A redemption machine is an arcade game or other coin operated device, that is designed around the concept of getting tickets, which are redeemed at a prize counter for a wide selection of fairly worthless merchandise.

A long time ago, there were only a few types of these machines, with any individual machine having a ninety percent probability of being a Skee-Ball machine. Soon after came Whac-a-Mole, basketball throwing games, and the one where you try and get the bowling ball to stay in the groove (/msg me if you know what that one was called).

A few years later coin pushers and all manner of random devices where you press a button to stop a light on a number became popular.

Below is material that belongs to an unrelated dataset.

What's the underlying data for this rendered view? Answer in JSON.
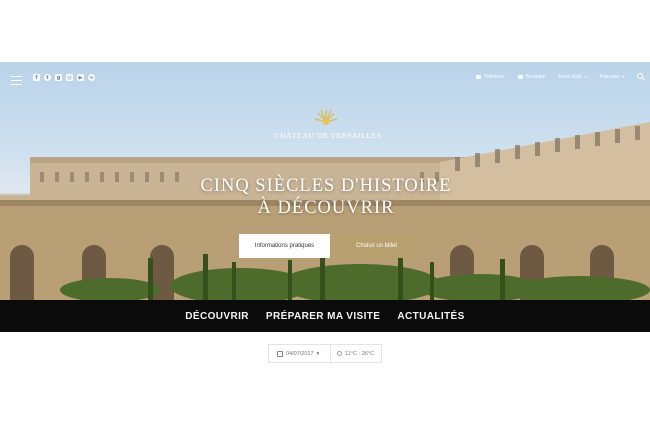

Now even video redemption machines are common (play a video game, and get tickets for your score). A few of the video ones are actually really good games, such as Chip Away, which is a trackball puzzle game. Nowadays redemption machines take up more floor space in the average arcade/entertainment venue than real arcade games do. If you don't believe me, then go visit Dave & Busters or Chuck E. Cheese and count the machines yourself.

Operators love redemption machines, they are as addictive as gambling machines and take in nearly as much money, without the 85 - 95 percent payout that a gambling machine must maintain. The payout (in cheap prizes), on these machines is much closer to 10 percent of the take, than it is to the 90 percent given out by the average gambling device.

Lets look at a real life example of just how much money these machines actually take in. Dave & Busters has coin pusher machines that pay out 10 tickets for every coin knocked over the edge. Now if you are good at coin pushers, then you can actually average 1 over the edge for every one put in. You get four coins for a dollar, so that makes 40 tickets for a dollar. For 2500 tickets you can get a stuffed animal with a retail value of around $20, but it would cost you $62.50 to win that $20 prize. But the prize probably only cost the operator $5, so they pocket $57.50, and you are left with a stuffed Kermit the Frog that you probably didn't even want in the first place.